In 1933-1934 he worked together with Karl Maron illegally – for Hitler had come to power by now – for the KG. In 1934, he emigrated through Sweden and Finland to the USSR, where he worked as a sport teacher. In 1938, he was expelled from the Soviet Union as he had no Soviet citizenship, and he went to Spain where he participated in the Spanish Civil War as a member of the International Brigades. In 1939, he was arrested in France and interned, in 1941, he was handed over to the Gestapo, and in 1942 he was sentenced by the Volksgerichtshof to eight years at hard labour in a Zuchthaus for high treason. In February 1945, he was transferred from Brandenburg-Görden Prison to the Dirlewanger SS penal battalion, from which he succeeded in escaping. He became a Soviet prisoner of war, however, and stayed until 1947 in several prison camps.

East Germany

After his return to Germany, he joined the Socialist Unity Party ("Sozialistische Einheitspartei Deutschlands"; SED) and was an administrative staffer and an SED functionary at the district level in Berlin. In 1949, he became Secretary for Propaganda for the SED Berlin state leadership, from 1951 to 1953, he was East Berlin's acting mayor, and from 1953 to 1957, succeeding Hans Jendretzky, he was First Secretary of the Berlin SED district leadership.

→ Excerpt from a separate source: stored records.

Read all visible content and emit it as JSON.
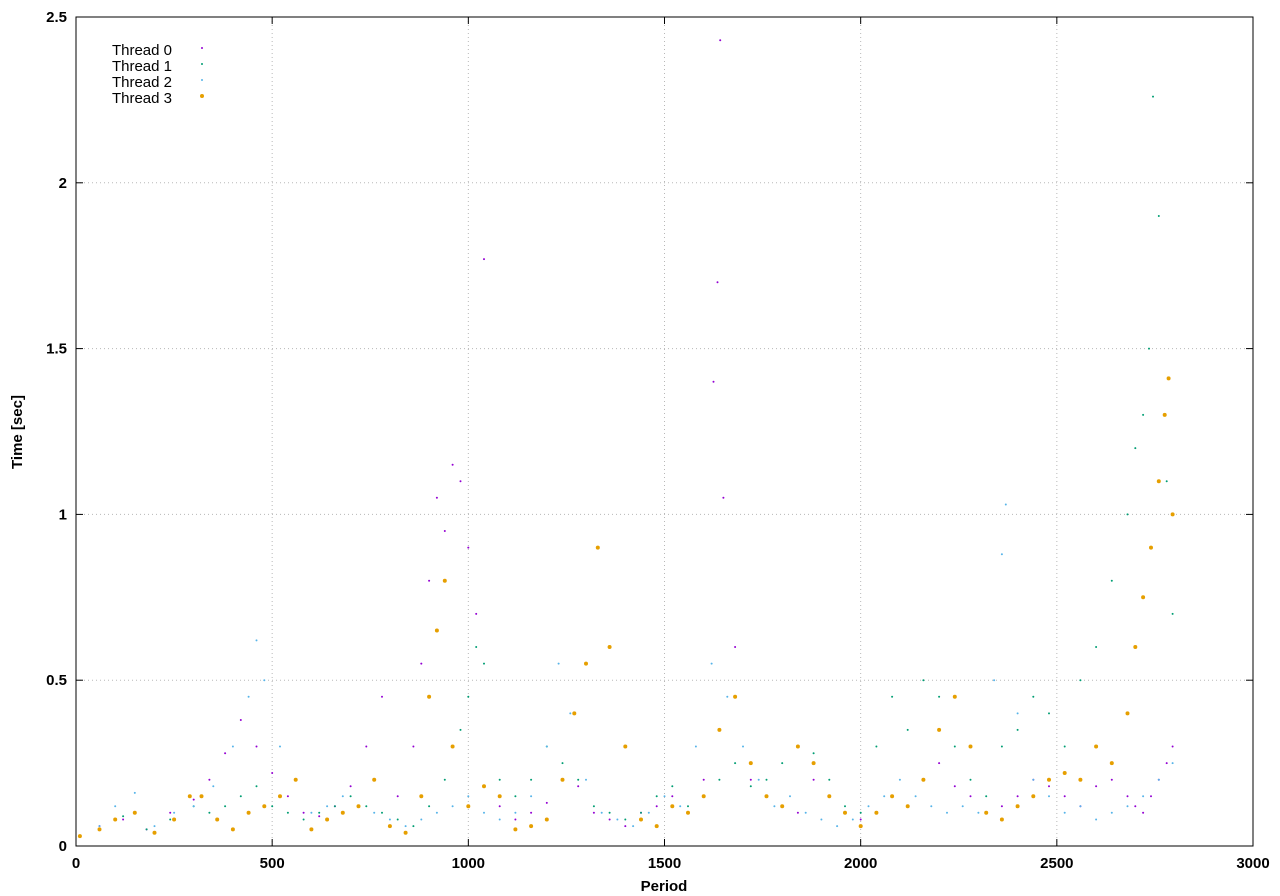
{
  "chart_data": {
    "type": "scatter",
    "title": "",
    "xlabel": "Period",
    "ylabel": "Time [sec]",
    "xlim": [
      0,
      3000
    ],
    "ylim": [
      0,
      2.5
    ],
    "xticks": [
      "0",
      "500",
      "1000",
      "1500",
      "2000",
      "2500",
      "3000"
    ],
    "yticks": [
      "0",
      "0.5",
      "1",
      "1.5",
      "2",
      "2.5"
    ],
    "grid": true,
    "legend_position": "top-left",
    "series": [
      {
        "name": "Thread 0",
        "color": "#9400d3",
        "marker": "tiny-dot",
        "x": [
          10,
          60,
          120,
          180,
          240,
          300,
          340,
          380,
          420,
          460,
          500,
          540,
          580,
          620,
          660,
          700,
          740,
          780,
          820,
          860,
          880,
          900,
          920,
          940,
          960,
          980,
          1000,
          1020,
          1040,
          1080,
          1120,
          1160,
          1200,
          1240,
          1280,
          1320,
          1360,
          1400,
          1440,
          1480,
          1520,
          1560,
          1600,
          1625,
          1635,
          1642,
          1650,
          1680,
          1720,
          1760,
          1800,
          1840,
          1880,
          1920,
          1960,
          2000,
          2040,
          2080,
          2120,
          2160,
          2200,
          2240,
          2280,
          2320,
          2360,
          2400,
          2440,
          2480,
          2520,
          2560,
          2600,
          2640,
          2680,
          2700,
          2720,
          2740,
          2760,
          2780,
          2795
        ],
        "y": [
          0.03,
          0.06,
          0.08,
          0.05,
          0.1,
          0.14,
          0.2,
          0.28,
          0.38,
          0.3,
          0.22,
          0.15,
          0.1,
          0.09,
          0.12,
          0.18,
          0.3,
          0.45,
          0.15,
          0.3,
          0.55,
          0.8,
          1.05,
          0.95,
          1.15,
          1.1,
          0.9,
          0.7,
          1.77,
          0.12,
          0.08,
          0.1,
          0.13,
          0.2,
          0.18,
          0.1,
          0.08,
          0.06,
          0.1,
          0.12,
          0.15,
          0.1,
          0.2,
          1.4,
          1.7,
          2.43,
          1.05,
          0.6,
          0.2,
          0.15,
          0.12,
          0.1,
          0.2,
          0.15,
          0.1,
          0.08,
          0.1,
          0.15,
          0.12,
          0.2,
          0.25,
          0.18,
          0.15,
          0.1,
          0.12,
          0.15,
          0.2,
          0.18,
          0.15,
          0.12,
          0.18,
          0.2,
          0.15,
          0.12,
          0.1,
          0.15,
          0.2,
          0.25,
          0.3
        ]
      },
      {
        "name": "Thread 1",
        "color": "#009e73",
        "marker": "tiny-dot",
        "x": [
          10,
          60,
          120,
          180,
          240,
          300,
          340,
          380,
          420,
          460,
          500,
          540,
          580,
          620,
          660,
          700,
          740,
          780,
          820,
          860,
          900,
          940,
          980,
          1000,
          1020,
          1040,
          1080,
          1120,
          1160,
          1200,
          1240,
          1280,
          1320,
          1360,
          1400,
          1440,
          1480,
          1520,
          1560,
          1600,
          1640,
          1680,
          1720,
          1760,
          1800,
          1840,
          1880,
          1920,
          1960,
          2000,
          2040,
          2080,
          2120,
          2160,
          2200,
          2240,
          2280,
          2320,
          2360,
          2400,
          2440,
          2480,
          2520,
          2560,
          2600,
          2640,
          2680,
          2700,
          2720,
          2735,
          2745,
          2760,
          2780,
          2795
        ],
        "y": [
          0.03,
          0.05,
          0.09,
          0.05,
          0.08,
          0.12,
          0.1,
          0.12,
          0.15,
          0.18,
          0.12,
          0.1,
          0.08,
          0.1,
          0.12,
          0.15,
          0.12,
          0.1,
          0.08,
          0.06,
          0.12,
          0.2,
          0.35,
          0.45,
          0.6,
          0.55,
          0.2,
          0.15,
          0.2,
          0.3,
          0.25,
          0.2,
          0.12,
          0.1,
          0.08,
          0.1,
          0.15,
          0.18,
          0.12,
          0.15,
          0.2,
          0.25,
          0.18,
          0.2,
          0.25,
          0.3,
          0.28,
          0.2,
          0.12,
          0.1,
          0.3,
          0.45,
          0.35,
          0.5,
          0.45,
          0.3,
          0.2,
          0.15,
          0.3,
          0.35,
          0.45,
          0.4,
          0.3,
          0.5,
          0.6,
          0.8,
          1.0,
          1.2,
          1.3,
          1.5,
          2.26,
          1.9,
          1.1,
          0.7
        ]
      },
      {
        "name": "Thread 2",
        "color": "#56b4e9",
        "marker": "tiny-dot",
        "x": [
          10,
          60,
          100,
          150,
          200,
          250,
          300,
          350,
          400,
          440,
          460,
          480,
          520,
          560,
          600,
          640,
          680,
          720,
          760,
          800,
          840,
          880,
          920,
          960,
          1000,
          1040,
          1080,
          1120,
          1160,
          1200,
          1230,
          1260,
          1300,
          1340,
          1380,
          1420,
          1460,
          1500,
          1540,
          1580,
          1620,
          1660,
          1700,
          1740,
          1780,
          1820,
          1860,
          1900,
          1940,
          1980,
          2020,
          2060,
          2100,
          2140,
          2180,
          2220,
          2260,
          2300,
          2340,
          2360,
          2370,
          2400,
          2440,
          2480,
          2520,
          2560,
          2600,
          2640,
          2680,
          2720,
          2760,
          2795
        ],
        "y": [
          0.03,
          0.06,
          0.12,
          0.16,
          0.06,
          0.1,
          0.12,
          0.18,
          0.3,
          0.45,
          0.62,
          0.5,
          0.3,
          0.2,
          0.1,
          0.12,
          0.15,
          0.12,
          0.1,
          0.08,
          0.06,
          0.08,
          0.1,
          0.12,
          0.15,
          0.1,
          0.08,
          0.1,
          0.15,
          0.3,
          0.55,
          0.4,
          0.2,
          0.1,
          0.08,
          0.06,
          0.1,
          0.15,
          0.12,
          0.3,
          0.55,
          0.45,
          0.3,
          0.2,
          0.12,
          0.15,
          0.1,
          0.08,
          0.06,
          0.08,
          0.12,
          0.15,
          0.2,
          0.15,
          0.12,
          0.1,
          0.12,
          0.1,
          0.5,
          0.88,
          1.03,
          0.4,
          0.2,
          0.15,
          0.1,
          0.12,
          0.08,
          0.1,
          0.12,
          0.15,
          0.2,
          0.25
        ]
      },
      {
        "name": "Thread 3",
        "color": "#e69f00",
        "marker": "small-dot",
        "x": [
          10,
          60,
          100,
          150,
          200,
          250,
          290,
          320,
          360,
          400,
          440,
          480,
          520,
          560,
          600,
          640,
          680,
          720,
          760,
          800,
          840,
          880,
          900,
          920,
          940,
          960,
          1000,
          1040,
          1080,
          1120,
          1160,
          1200,
          1240,
          1270,
          1300,
          1330,
          1360,
          1400,
          1440,
          1480,
          1520,
          1560,
          1600,
          1640,
          1680,
          1720,
          1760,
          1800,
          1840,
          1880,
          1920,
          1960,
          2000,
          2040,
          2080,
          2120,
          2160,
          2200,
          2240,
          2280,
          2320,
          2360,
          2400,
          2440,
          2480,
          2520,
          2560,
          2600,
          2640,
          2680,
          2700,
          2720,
          2740,
          2760,
          2775,
          2785,
          2795
        ],
        "y": [
          0.03,
          0.05,
          0.08,
          0.1,
          0.04,
          0.08,
          0.15,
          0.15,
          0.08,
          0.05,
          0.1,
          0.12,
          0.15,
          0.2,
          0.05,
          0.08,
          0.1,
          0.12,
          0.2,
          0.06,
          0.04,
          0.15,
          0.45,
          0.65,
          0.8,
          0.3,
          0.12,
          0.18,
          0.15,
          0.05,
          0.06,
          0.08,
          0.2,
          0.4,
          0.55,
          0.9,
          0.6,
          0.3,
          0.08,
          0.06,
          0.12,
          0.1,
          0.15,
          0.35,
          0.45,
          0.25,
          0.15,
          0.12,
          0.3,
          0.25,
          0.15,
          0.1,
          0.06,
          0.1,
          0.15,
          0.12,
          0.2,
          0.35,
          0.45,
          0.3,
          0.1,
          0.08,
          0.12,
          0.15,
          0.2,
          0.22,
          0.2,
          0.3,
          0.25,
          0.4,
          0.6,
          0.75,
          0.9,
          1.1,
          1.3,
          1.41,
          1.0
        ]
      }
    ]
  }
}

From 1949, Neumann was a representative in the Volkskammer, from 1954 a member of the Central Committee and candidate, and from February 1958 a member of the SED Central Committee's Politburo. From 1957 to 1961, he was SED Central Committee Secretary, from 1961 to 1965 chairman of the People's Economic Council (Volkswirtschaftsrat), and from 1965 to 1968 Minister of Materials Management. From 1962, he was a member of the Presidium of the Council of Ministers, and in 1968 he was one of the first two acting chairmen of the Council of Ministers.

Neumann played an important role in the initiation and implementation of the New Economic System ("Neues Ökonomisches System"; NÖS). In the wake of Erich Honecker's removal of Walter Ulbricht in 1971, Neumann, as the only important Politburo member from that time, refused to go along with underwriting a secret request to the Soviet leadership for Ulbricht's redemption, since he was on Ulbricht's side on content and conceptual issues. Erich Honecker would never forget this. Neumann was until the end an uncomfortable antagonist to Honecker, but this was never used in public against him.

Downfall

In 1989, in East Germany's dying days, Neumann went back to join the Council of Ministers and was excluded from the Politburo. He was also excluded from the SED/PDS in 1990. From 1992 he faced accusations of "manslaughter and bodily harm on the inter-German border" for his membership in the East German National Defence Council ("Nationaler Verteidigungsrat der DDR"). The 23rd Penal Chamber of the Berlin State Court, however, stayed proceedings in 1999 without ever arranging a trial.

Neumann received in 1956 and 1964 the Fatherland Order of Merit and in 1984 the Order of Karl Marx.